И деваться некуда, плыву вверх, а вдруг там низ? Слыхал, у людей, которые тонут, иногда в голове так все путается, что и непонятно, где верх, а где низ.
Холодно-холодно, и в груди болит, тут вдруг чувствую жар такой, что подумал – то уже мозги кипят, сейчас, короче, сознание буду терять. А там известно, какой финал.
Да только что-то меня из грязной, холодной воды вытянуло, и я уцепился уже за снежную землю.
Снег, думаю, и темное подмосковное небо в редких звездах, и дышать, дышать, дышать.
Смотрю, а надо мной Арина стоит и истерически хохочет. Потом говорит:
– Теперь мы квиты, шурави, ты спас меня, я спасла тебя.
А я лежу, дышу, и ничего мне не надо больше на свете.
Как же она смеялась. А рядом Тоня, тащит меня к огню – чтоб я, мокрый весь, обогрелся. Встал, говорю:
– Нормально, не тяни.
У огня мать моя сидела, голая совсем. Я увидел шрам от вскрытия. Длинный, некрасивый шрам – зачем аккуратно шить, раз в гроб класть. А начинался он там, где у нее при жизни родинка была, теперь, под распоротой и сшитой заново кожей, конечно, не видно ту родинку стало.
А мать всегда говорила: вскрывать удобно будет, ведь ровно посередине родинка.

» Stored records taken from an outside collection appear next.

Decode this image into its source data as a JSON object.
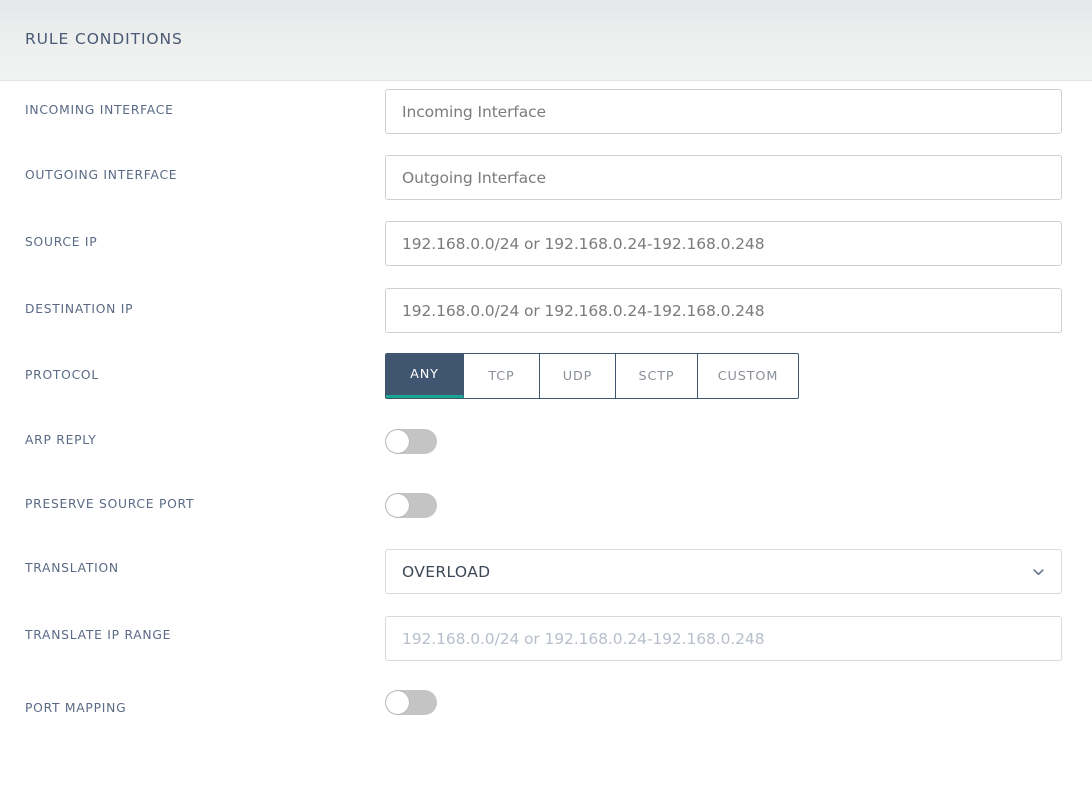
{
  "header": {
    "title": "RULE CONDITIONS"
  },
  "colors": {
    "accent_selected": "#3f5570",
    "accent_teal": "#19a793",
    "label_text": "#5a6a85",
    "placeholder": "#7b7b7b",
    "placeholder_disabled": "#b8bfcc",
    "input_border": "#cfd0d2",
    "toggle_off_track": "#c4c4c4"
  },
  "form": {
    "rows": [
      {
        "label": "INCOMING INTERFACE",
        "type": "text",
        "value": "",
        "placeholder": "Incoming Interface",
        "name": "incoming-interface"
      },
      {
        "label": "OUTGOING INTERFACE",
        "type": "text",
        "value": "",
        "placeholder": "Outgoing Interface",
        "name": "outgoing-interface"
      },
      {
        "label": "SOURCE IP",
        "type": "text",
        "value": "",
        "placeholder": "192.168.0.0/24 or 192.168.0.24-192.168.0.248",
        "name": "source-ip"
      },
      {
        "label": "DESTINATION IP",
        "type": "text",
        "value": "",
        "placeholder": "192.168.0.0/24 or 192.168.0.24-192.168.0.248",
        "name": "destination-ip"
      },
      {
        "label": "PROTOCOL",
        "type": "segmented",
        "name": "protocol",
        "selected": "ANY",
        "options": [
          "ANY",
          "TCP",
          "UDP",
          "SCTP",
          "CUSTOM"
        ]
      },
      {
        "label": "ARP REPLY",
        "type": "toggle",
        "name": "arp-reply",
        "state": "off"
      },
      {
        "label": "PRESERVE SOURCE PORT",
        "type": "toggle",
        "name": "preserve-source-port",
        "state": "off"
      },
      {
        "label": "TRANSLATION",
        "type": "select",
        "name": "translation",
        "value": "OVERLOAD",
        "icon": "chevron-down-icon"
      },
      {
        "label": "TRANSLATE IP RANGE",
        "type": "text-disabled",
        "value": "",
        "placeholder": "192.168.0.0/24 or 192.168.0.24-192.168.0.248",
        "name": "translate-ip-range"
      },
      {
        "label": "PORT MAPPING",
        "type": "toggle",
        "name": "port-mapping",
        "state": "off"
      }
    ]
  }
}
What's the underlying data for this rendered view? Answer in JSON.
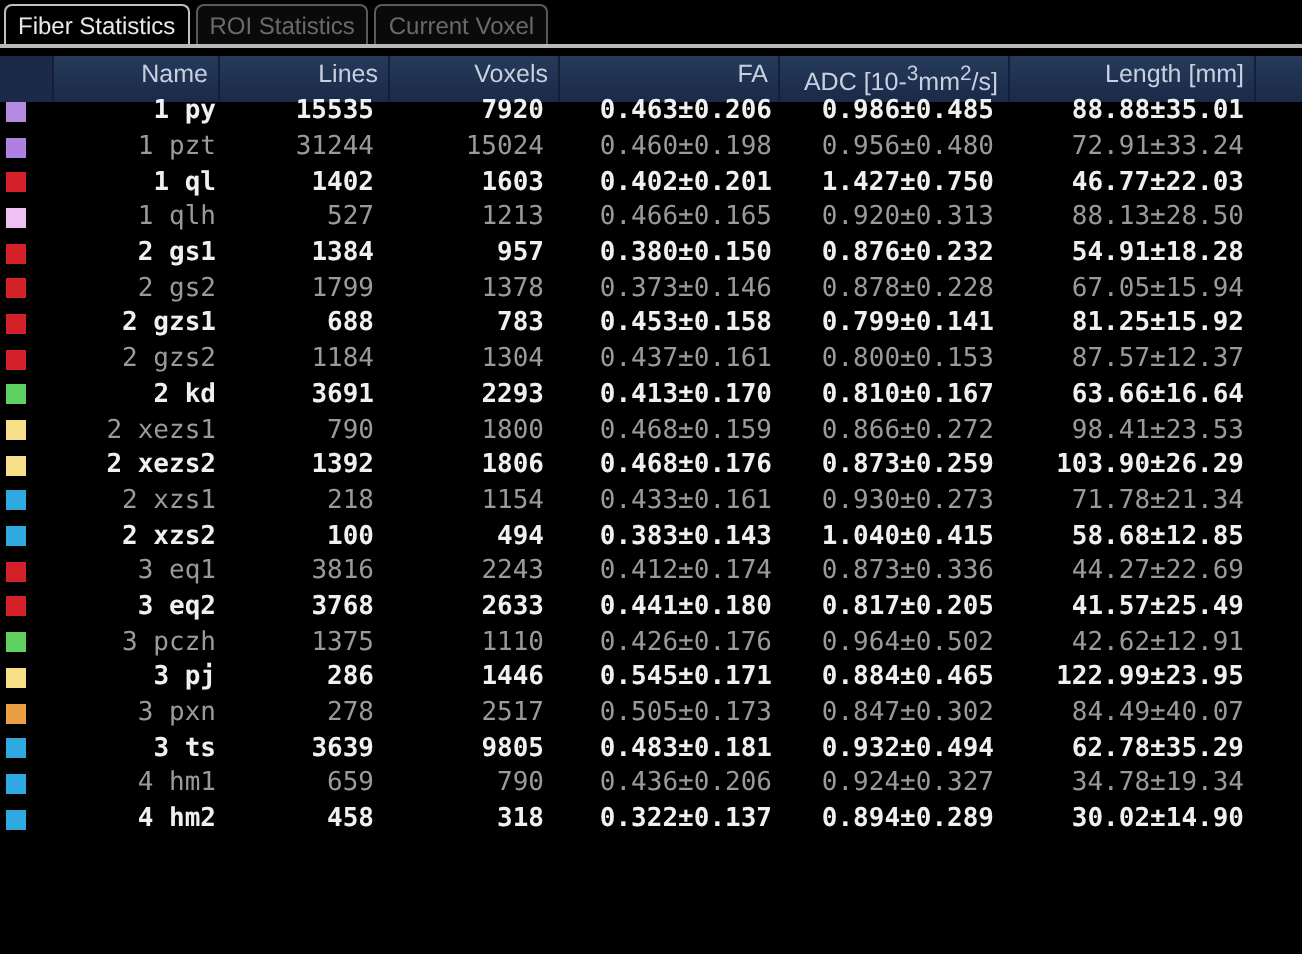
{
  "tabs": [
    {
      "label": "Fiber Statistics",
      "selected": true
    },
    {
      "label": "ROI Statistics",
      "selected": false
    },
    {
      "label": "Current Voxel",
      "selected": false
    }
  ],
  "table": {
    "columns": [
      "Name",
      "Lines",
      "Voxels",
      "FA",
      "ADC  [10-$^{3}$mm$^{2}$/s]",
      "Length [mm]"
    ],
    "rows": [
      {
        "color": "#b48ae0",
        "name": "1 py",
        "lines": "15535",
        "voxels": "7920",
        "fa": "0.463±0.206",
        "adc": "0.986±0.485",
        "length": "88.88±35.01"
      },
      {
        "color": "#b07fe0",
        "name": "1 pzt",
        "lines": "31244",
        "voxels": "15024",
        "fa": "0.460±0.198",
        "adc": "0.956±0.480",
        "length": "72.91±33.24"
      },
      {
        "color": "#d42028",
        "name": "1 ql",
        "lines": "1402",
        "voxels": "1603",
        "fa": "0.402±0.201",
        "adc": "1.427±0.750",
        "length": "46.77±22.03"
      },
      {
        "color": "#f0c0f0",
        "name": "1 qlh",
        "lines": "527",
        "voxels": "1213",
        "fa": "0.466±0.165",
        "adc": "0.920±0.313",
        "length": "88.13±28.50"
      },
      {
        "color": "#d42028",
        "name": "2 gs1",
        "lines": "1384",
        "voxels": "957",
        "fa": "0.380±0.150",
        "adc": "0.876±0.232",
        "length": "54.91±18.28"
      },
      {
        "color": "#d42028",
        "name": "2 gs2",
        "lines": "1799",
        "voxels": "1378",
        "fa": "0.373±0.146",
        "adc": "0.878±0.228",
        "length": "67.05±15.94"
      },
      {
        "color": "#d42028",
        "name": "2 gzs1",
        "lines": "688",
        "voxels": "783",
        "fa": "0.453±0.158",
        "adc": "0.799±0.141",
        "length": "81.25±15.92"
      },
      {
        "color": "#d42028",
        "name": "2 gzs2",
        "lines": "1184",
        "voxels": "1304",
        "fa": "0.437±0.161",
        "adc": "0.800±0.153",
        "length": "87.57±12.37"
      },
      {
        "color": "#60d060",
        "name": "2 kd",
        "lines": "3691",
        "voxels": "2293",
        "fa": "0.413±0.170",
        "adc": "0.810±0.167",
        "length": "63.66±16.64"
      },
      {
        "color": "#f8e08a",
        "name": "2 xezs1",
        "lines": "790",
        "voxels": "1800",
        "fa": "0.468±0.159",
        "adc": "0.866±0.272",
        "length": "98.41±23.53"
      },
      {
        "color": "#f8e08a",
        "name": "2 xezs2",
        "lines": "1392",
        "voxels": "1806",
        "fa": "0.468±0.176",
        "adc": "0.873±0.259",
        "length": "103.90±26.29"
      },
      {
        "color": "#30a8e0",
        "name": "2 xzs1",
        "lines": "218",
        "voxels": "1154",
        "fa": "0.433±0.161",
        "adc": "0.930±0.273",
        "length": "71.78±21.34"
      },
      {
        "color": "#30a8e0",
        "name": "2 xzs2",
        "lines": "100",
        "voxels": "494",
        "fa": "0.383±0.143",
        "adc": "1.040±0.415",
        "length": "58.68±12.85"
      },
      {
        "color": "#d42028",
        "name": "3 eq1",
        "lines": "3816",
        "voxels": "2243",
        "fa": "0.412±0.174",
        "adc": "0.873±0.336",
        "length": "44.27±22.69"
      },
      {
        "color": "#d42028",
        "name": "3 eq2",
        "lines": "3768",
        "voxels": "2633",
        "fa": "0.441±0.180",
        "adc": "0.817±0.205",
        "length": "41.57±25.49"
      },
      {
        "color": "#60d060",
        "name": "3 pczh",
        "lines": "1375",
        "voxels": "1110",
        "fa": "0.426±0.176",
        "adc": "0.964±0.502",
        "length": "42.62±12.91"
      },
      {
        "color": "#f8e08a",
        "name": "3 pj",
        "lines": "286",
        "voxels": "1446",
        "fa": "0.545±0.171",
        "adc": "0.884±0.465",
        "length": "122.99±23.95"
      },
      {
        "color": "#e8a040",
        "name": "3 pxn",
        "lines": "278",
        "voxels": "2517",
        "fa": "0.505±0.173",
        "adc": "0.847±0.302",
        "length": "84.49±40.07"
      },
      {
        "color": "#30a8e0",
        "name": "3 ts",
        "lines": "3639",
        "voxels": "9805",
        "fa": "0.483±0.181",
        "adc": "0.932±0.494",
        "length": "62.78±35.29"
      },
      {
        "color": "#30a8e0",
        "name": "4 hm1",
        "lines": "659",
        "voxels": "790",
        "fa": "0.436±0.206",
        "adc": "0.924±0.327",
        "length": "34.78±19.34"
      },
      {
        "color": "#30a8e0",
        "name": "4 hm2",
        "lines": "458",
        "voxels": "318",
        "fa": "0.322±0.137",
        "adc": "0.894±0.289",
        "length": "30.02±14.90"
      }
    ]
  }
}
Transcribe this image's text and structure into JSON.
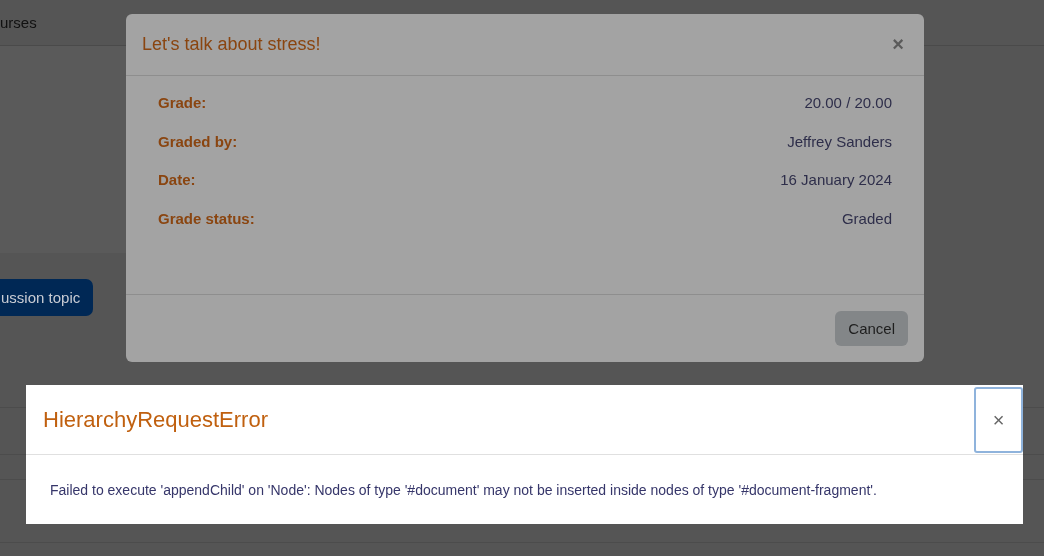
{
  "page": {
    "nav_text": "urses",
    "action_button": "ussion topic"
  },
  "modal": {
    "title": "Let's talk about stress!",
    "close": "×",
    "fields": [
      {
        "label": "Grade:",
        "value": "20.00 / 20.00"
      },
      {
        "label": "Graded by:",
        "value": "Jeffrey Sanders"
      },
      {
        "label": "Date:",
        "value": "16 January 2024"
      },
      {
        "label": "Grade status:",
        "value": "Graded"
      }
    ],
    "buttons": [
      "Cancel"
    ]
  },
  "error": {
    "title": "HierarchyRequestError",
    "close": {
      "label": "×",
      "focused": true
    },
    "message": "Failed to execute 'appendChild' on 'Node': Nodes of type '#document' may not be inserted inside nodes of type '#document-fragment'."
  }
}
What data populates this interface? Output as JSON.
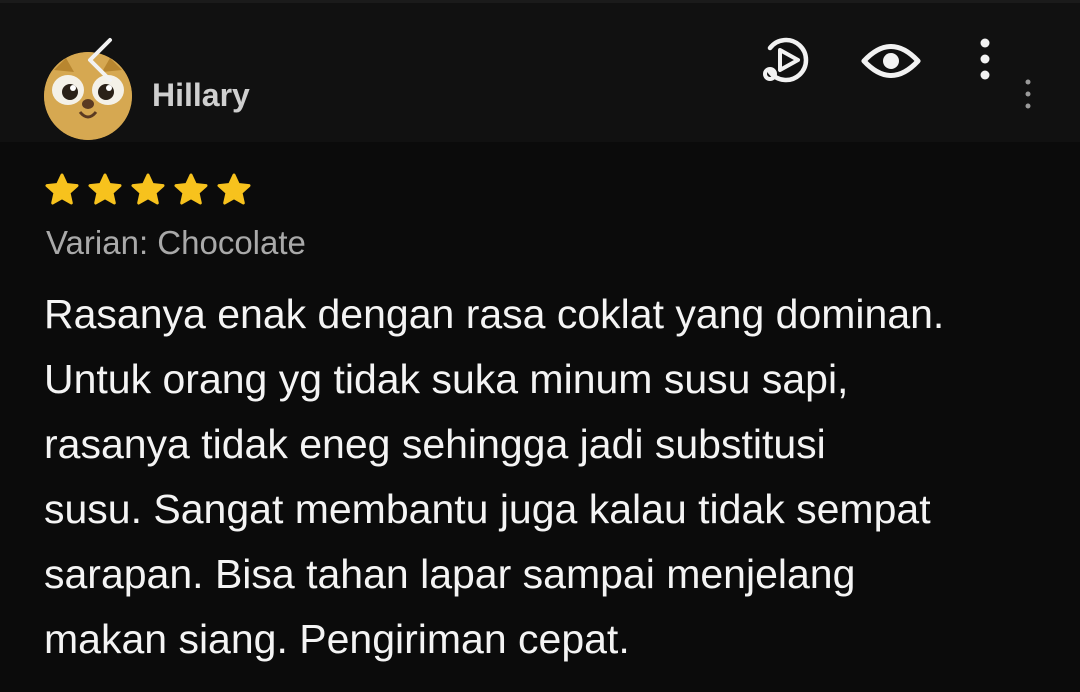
{
  "header": {
    "username": "Hillary",
    "icons": [
      "back-icon",
      "video-play-icon",
      "eye-icon",
      "more-vertical-icon"
    ]
  },
  "review": {
    "rating": 5,
    "rating_max": 5,
    "variant": "Varian: Chocolate",
    "lines": [
      "Rasanya enak dengan rasa coklat yang dominan.",
      "Untuk orang yg tidak suka minum susu sapi,",
      "rasanya tidak eneg sehingga jadi substitusi",
      "susu. Sangat membantu juga kalau tidak sempat",
      "sarapan. Bisa tahan lapar sampai menjelang",
      "makan siang. Pengiriman cepat."
    ]
  },
  "colors": {
    "background": "#0b0b0b",
    "header": "#111111",
    "star": "#f7c21d",
    "variant_text": "#a9a9a9"
  }
}
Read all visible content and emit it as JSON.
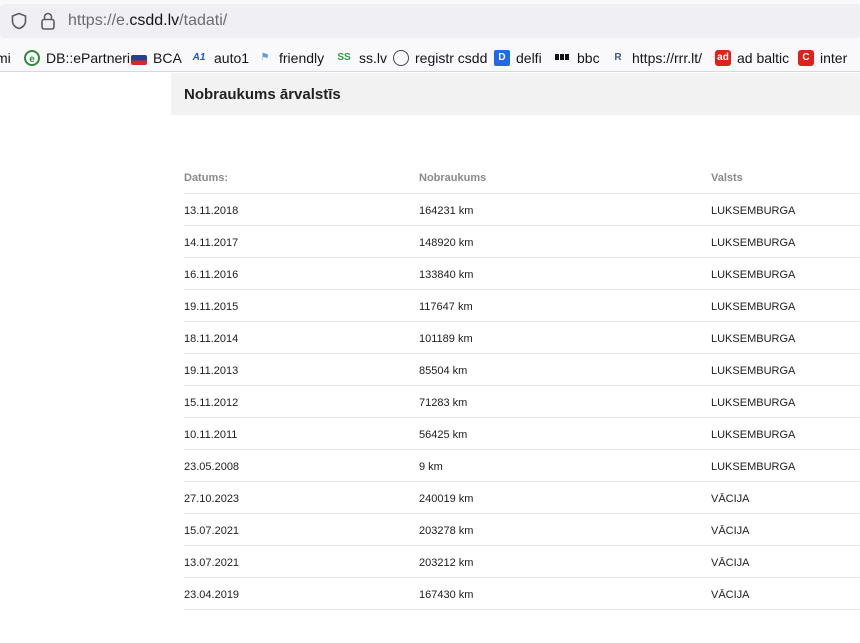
{
  "browser": {
    "url_prefix": "https://e.",
    "url_host": "csdd.lv",
    "url_path": "/tadati/"
  },
  "bookmarks": [
    {
      "label": "mi",
      "icon": "none"
    },
    {
      "label": "DB::ePartneri",
      "icon": "dbepartneri-icon"
    },
    {
      "label": "BCA",
      "icon": "bca-icon"
    },
    {
      "label": "auto1",
      "icon": "auto1-icon"
    },
    {
      "label": "friendly",
      "icon": "friendly-icon"
    },
    {
      "label": "ss.lv",
      "icon": "ss-icon"
    },
    {
      "label": "registr csdd",
      "icon": "globe-icon"
    },
    {
      "label": "delfi",
      "icon": "delfi-icon"
    },
    {
      "label": "bbc",
      "icon": "bbc-icon"
    },
    {
      "label": "https://rrr.lt/",
      "icon": "rrr-icon"
    },
    {
      "label": "ad baltic",
      "icon": "adbaltic-icon"
    },
    {
      "label": "inter",
      "icon": "inter-icon"
    }
  ],
  "page": {
    "title": "Nobraukums ārvalstīs"
  },
  "table": {
    "headers": {
      "date": "Datums:",
      "mileage": "Nobraukums",
      "country": "Valsts"
    },
    "rows": [
      {
        "date": "13.11.2018",
        "mileage": "164231 km",
        "country": "LUKSEMBURGA"
      },
      {
        "date": "14.11.2017",
        "mileage": "148920 km",
        "country": "LUKSEMBURGA"
      },
      {
        "date": "16.11.2016",
        "mileage": "133840 km",
        "country": "LUKSEMBURGA"
      },
      {
        "date": "19.11.2015",
        "mileage": "117647 km",
        "country": "LUKSEMBURGA"
      },
      {
        "date": "18.11.2014",
        "mileage": "101189 km",
        "country": "LUKSEMBURGA"
      },
      {
        "date": "19.11.2013",
        "mileage": "85504 km",
        "country": "LUKSEMBURGA"
      },
      {
        "date": "15.11.2012",
        "mileage": "71283 km",
        "country": "LUKSEMBURGA"
      },
      {
        "date": "10.11.2011",
        "mileage": "56425 km",
        "country": "LUKSEMBURGA"
      },
      {
        "date": "23.05.2008",
        "mileage": "9 km",
        "country": "LUKSEMBURGA"
      },
      {
        "date": "27.10.2023",
        "mileage": "240019 km",
        "country": "VĀCIJA"
      },
      {
        "date": "15.07.2021",
        "mileage": "203278 km",
        "country": "VĀCIJA"
      },
      {
        "date": "13.07.2021",
        "mileage": "203212 km",
        "country": "VĀCIJA"
      },
      {
        "date": "23.04.2019",
        "mileage": "167430 km",
        "country": "VĀCIJA"
      }
    ]
  }
}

Мать сидела у огня, не скрываясь от него, не боясь, подставляла тело теплу. Я плюхнулся рядом, подвинулся поближе – сушиться.
Вот такая картина маслом: сидим мы с Тоней, любовнички, и мать моя голая, вскрытая и зашитая, у огня греется, и Аринка у края болота стоит – совершенно неподвижно – и смеется, сумасошлатая.
А мать больше сумасошлатой не выглядела. Сидит, молчит.
Я говорю:
– Я б тоже разделся, но это совсем уж какое-то порно получается.
А костер ее лицо вдруг почти что живым сделал.
– Ну что, что скажешь мне, мать?
Она облизнула губы синюшным языком, потом повернулась ко мне и сказала:
– Мне надоело делать зло. Ну может мне надоесть делать зло?